In an interview following the meeting, Hofmann said some of the concerns brought up by residents will be considered by the agency while others, like the route of the pipeline, remain undecided.
“I think there have been some pretty outrageous things that were said during the course of the discussion, but we’ve also heard some very legitimate concerns about things such as neighborhood noise — that’s one that we’ve said we would be interested in looking at,” Hofmann said.
Numerous residents and organizations officially contested the case to the groundwater conservation district, including the city of Elgin, Aqua Water Supply, the Circle D Homeowners Association and — in order to help ensure that the case was forwarded to the state office — the LCRA itself. The groundwater board will determine which parties will have standing in the case before it goes before an administrative judge for an evidentiary hearing.

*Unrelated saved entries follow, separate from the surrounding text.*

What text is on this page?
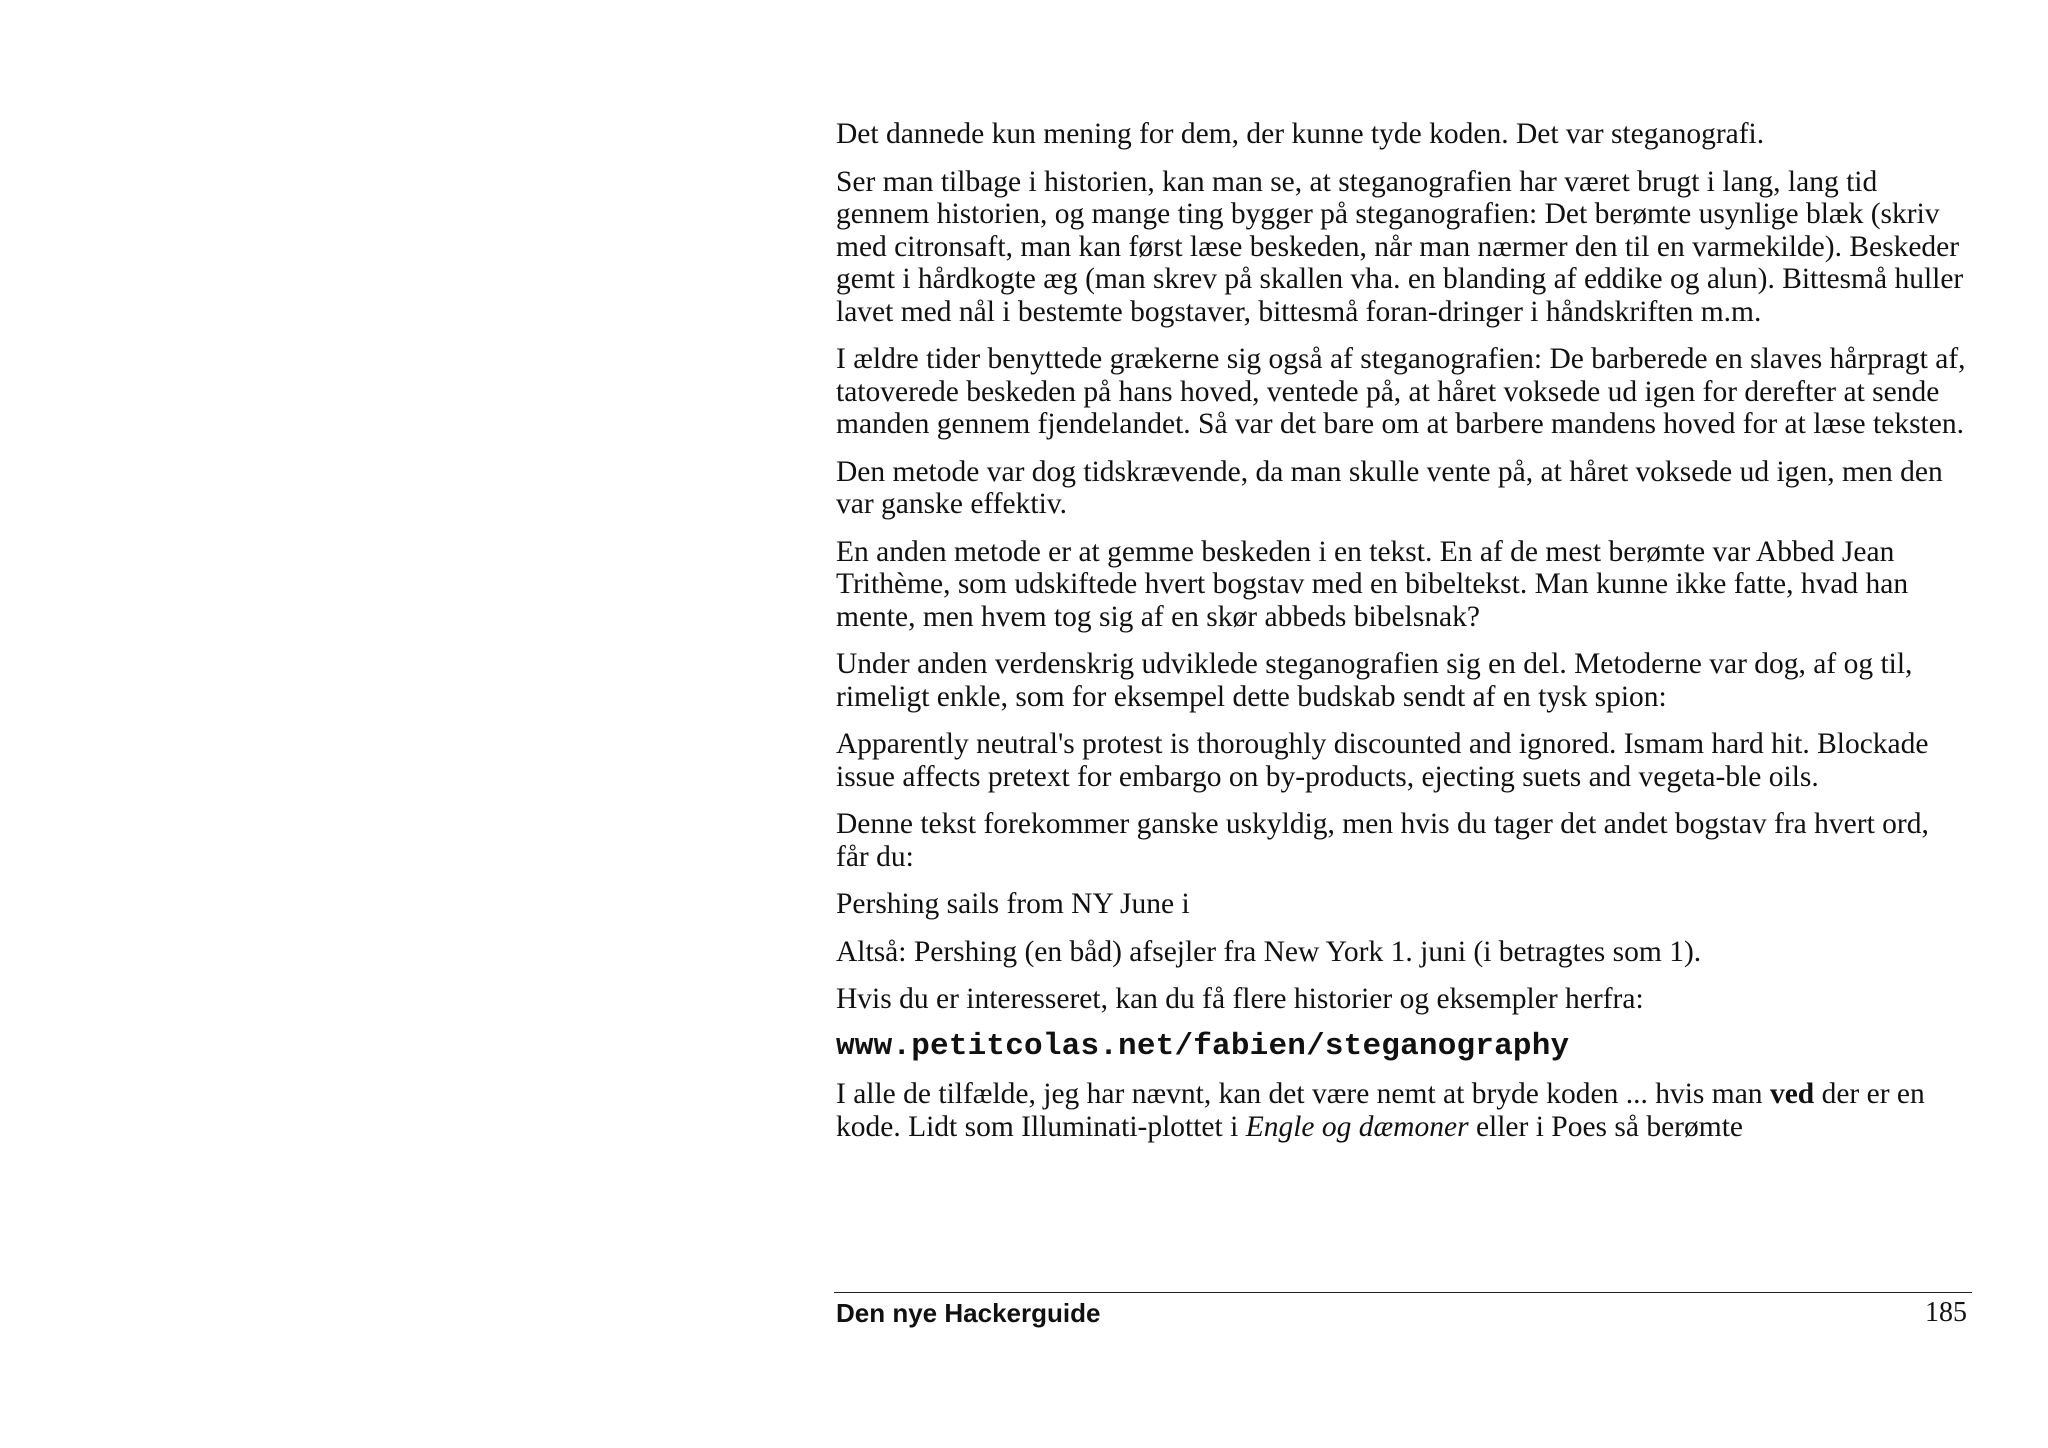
Det dannede kun mening for dem, der kunne tyde koden. Det var steganografi.

Ser man tilbage i historien, kan man se, at steganografien har været brugt i lang, lang tid gennem historien, og mange ting bygger på steganografien: Det berømte usynlige blæk (skriv med citronsaft, man kan først læse beskeden, når man nærmer den til en varmekilde). Beskeder gemt i hårdkogte æg (man skrev på skallen vha. en blanding af eddike og alun). Bittesmå huller lavet med nål i bestemte bogstaver, bittesmå foran-dringer i håndskriften m.m.

I ældre tider benyttede grækerne sig også af steganografien: De barberede en slaves hårpragt af, tatoverede beskeden på hans hoved, ventede på, at håret voksede ud igen for derefter at sende manden gennem fjendelandet. Så var det bare om at barbere mandens hoved for at læse teksten.

Den metode var dog tidskrævende, da man skulle vente på, at håret voksede ud igen, men den var ganske effektiv.

En anden metode er at gemme beskeden i en tekst. En af de mest berømte var Abbed Jean Trithème, som udskiftede hvert bogstav med en bibeltekst. Man kunne ikke fatte, hvad han mente, men hvem tog sig af en skør abbeds bibelsnak?

Under anden verdenskrig udviklede steganografien sig en del. Metoderne var dog, af og til, rimeligt enkle, som for eksempel dette budskab sendt af en tysk spion:

Apparently neutral's protest is thoroughly discounted and ignored. Ismam hard hit. Blockade issue affects pretext for embargo on by-products, ejecting suets and vegeta-ble oils.

Denne tekst forekommer ganske uskyldig, men hvis du tager det andet bogstav fra hvert ord, får du:

Pershing sails from NY June i

Altså: Pershing (en båd) afsejler fra New York 1. juni (i betragtes som 1).

Hvis du er interesseret, kan du få flere historier og eksempler herfra:

www.petitcolas.net/fabien/steganography

I alle de tilfælde, jeg har nævnt, kan det være nemt at bryde koden ... hvis man ved der er en kode. Lidt som Illuminati-plottet i Engle og dæmoner eller i Poes så berømte

Den nye Hackerguide	185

At the end of that hearing the judge will issue a decision on the case, but the groundwater board will have the final say over the permit. The process could take several months, said Greg Ellis, an attorney representing the groundwater district.
“We expected there to be a lot (of interest)—there has been a lot on every single permit that has been issued by this district,” Hofmann said. “It’s a very emotional issue for a lot of people in the area, so the number of people and the amount of testimony we received tonight is to be expected.”